What Skills Do You Need to Work with ML?

Machine Learning Champions

If being a technical mastermind isn’t a requirement, what is?

According to Ricciardi Parente, the list of necessities is quite short.

“All you really need is an appetite to learn,” he says. “That, and a mindset that is open to continuous improvement. Often, it’s as simple as changing the way we think. We’re creatures of habit, but sometimes that prevents us from doing our best work. By being open to trying new things, you’re 90% of the way there.”

Ricciardi Parente warns that business may encounter resisters in this area, especially with organizations where things have been done the same way for long periods of time. In those instances, he says it’s important for business leaders to take a step back in order to understand where this resistance comes from.

This is where a vendor’s customer success team can provide tremendous value, too. Machine learning is a team sport, and establishing a partnership relieves much of the burden when it comes to product training. By putting someone with strong business process knowledge (company employees) with someone who has a deep understanding of the technology’s capability (vendor employees), the technology can be applied in a way that maximizes its impact.

Making Employees More Valuable

We mentioned above the importance of securing buy-in at the team level, as it naturally eases users into a willingness to try something new.

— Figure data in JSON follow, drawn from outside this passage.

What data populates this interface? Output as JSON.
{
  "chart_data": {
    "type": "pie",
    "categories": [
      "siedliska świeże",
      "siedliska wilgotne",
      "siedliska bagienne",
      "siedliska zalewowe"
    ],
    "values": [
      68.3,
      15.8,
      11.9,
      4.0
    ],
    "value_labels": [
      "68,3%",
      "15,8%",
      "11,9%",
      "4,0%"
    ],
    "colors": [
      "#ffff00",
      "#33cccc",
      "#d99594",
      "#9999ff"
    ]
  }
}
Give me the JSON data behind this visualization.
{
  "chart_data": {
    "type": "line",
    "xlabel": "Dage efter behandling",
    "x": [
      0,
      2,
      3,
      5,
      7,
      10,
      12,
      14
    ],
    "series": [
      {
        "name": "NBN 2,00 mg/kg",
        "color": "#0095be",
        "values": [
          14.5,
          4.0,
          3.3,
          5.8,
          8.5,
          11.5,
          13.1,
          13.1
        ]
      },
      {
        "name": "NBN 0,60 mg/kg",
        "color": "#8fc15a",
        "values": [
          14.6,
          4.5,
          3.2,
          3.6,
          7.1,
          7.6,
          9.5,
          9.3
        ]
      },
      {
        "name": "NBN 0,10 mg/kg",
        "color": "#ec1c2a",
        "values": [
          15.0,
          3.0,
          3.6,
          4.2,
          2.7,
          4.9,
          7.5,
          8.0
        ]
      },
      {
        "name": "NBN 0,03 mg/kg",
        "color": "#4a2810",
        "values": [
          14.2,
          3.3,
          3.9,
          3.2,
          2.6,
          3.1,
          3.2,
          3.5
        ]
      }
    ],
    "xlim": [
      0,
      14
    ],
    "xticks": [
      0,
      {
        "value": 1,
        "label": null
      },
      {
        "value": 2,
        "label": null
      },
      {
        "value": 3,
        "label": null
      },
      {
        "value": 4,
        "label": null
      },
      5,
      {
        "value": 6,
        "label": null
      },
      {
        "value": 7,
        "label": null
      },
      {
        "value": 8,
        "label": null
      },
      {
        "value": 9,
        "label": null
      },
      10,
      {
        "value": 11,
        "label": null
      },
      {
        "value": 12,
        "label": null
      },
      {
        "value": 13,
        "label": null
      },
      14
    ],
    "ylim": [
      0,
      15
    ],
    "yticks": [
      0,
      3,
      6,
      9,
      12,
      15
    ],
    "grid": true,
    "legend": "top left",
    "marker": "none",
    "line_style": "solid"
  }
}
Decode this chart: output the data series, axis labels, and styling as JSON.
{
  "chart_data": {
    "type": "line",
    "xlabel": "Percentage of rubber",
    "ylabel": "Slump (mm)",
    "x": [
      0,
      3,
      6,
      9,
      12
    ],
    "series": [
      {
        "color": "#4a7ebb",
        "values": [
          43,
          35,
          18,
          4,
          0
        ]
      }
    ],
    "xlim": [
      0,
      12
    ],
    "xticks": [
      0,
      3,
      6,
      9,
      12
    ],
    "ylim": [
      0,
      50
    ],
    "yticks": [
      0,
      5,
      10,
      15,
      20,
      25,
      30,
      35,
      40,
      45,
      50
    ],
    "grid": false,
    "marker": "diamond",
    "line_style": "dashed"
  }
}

But securing that buy-in starts with just one person—the early adopter.

It’s usually easy to identify these individuals. They’re the first ones to raise a hand when something can be improved. They’re quick to try something new. They might even make suggestions for new technology based on their own research.

Once you’ve found your early adopters, you’ll want to connect them with the vendor’s customer success team. According to Ricciardi Parente, it’s the responsibility of customer success to come alongside early adopters and share knowledge.

“One of our mandates is to transfer knowledge, and the only way we can do that is if we’re willing to teach everything we know. It’s only going to work if both sides are personally invested in the other’s success.”

During the knowledge sharing process, early adopters become internal champions, creating opportunities for exciting new roles, and making them invaluable within an organization.

It doesn’t end with early adopters and champions, though. For others not as quick to the punch, there are still opportunities to learn and grow. Technical skills are always in demand, and by growing an understanding of machine learning, employees can take on additional responsibilities, as well as increase their employability.

The greatest boon offered by machine learning, however, is higher quality work. Automating repetitive tasks gives employees the opportunity to take on higher levels of responsibility, increasing their skillset and increasing their value to your company.

Mastering the Domain

Human in the loop machine learning

When implementing machine learning, the most important thing Ricciardi Parente wants buyers to understand is that success requires teamwork between vendors and customers. Vendors must be willing to share as much knowledge as possible, and buyers need to be willing to step out of their comfort zones.

“That’s what we’re committed to. We reassure all our customers that we understand the investment that they are making and that we will teach them everything we know so they can be successful. We want to leave customers feeling certain that they’re equipped to succeed with the technology—we want them to be as good at using the platform as we are.”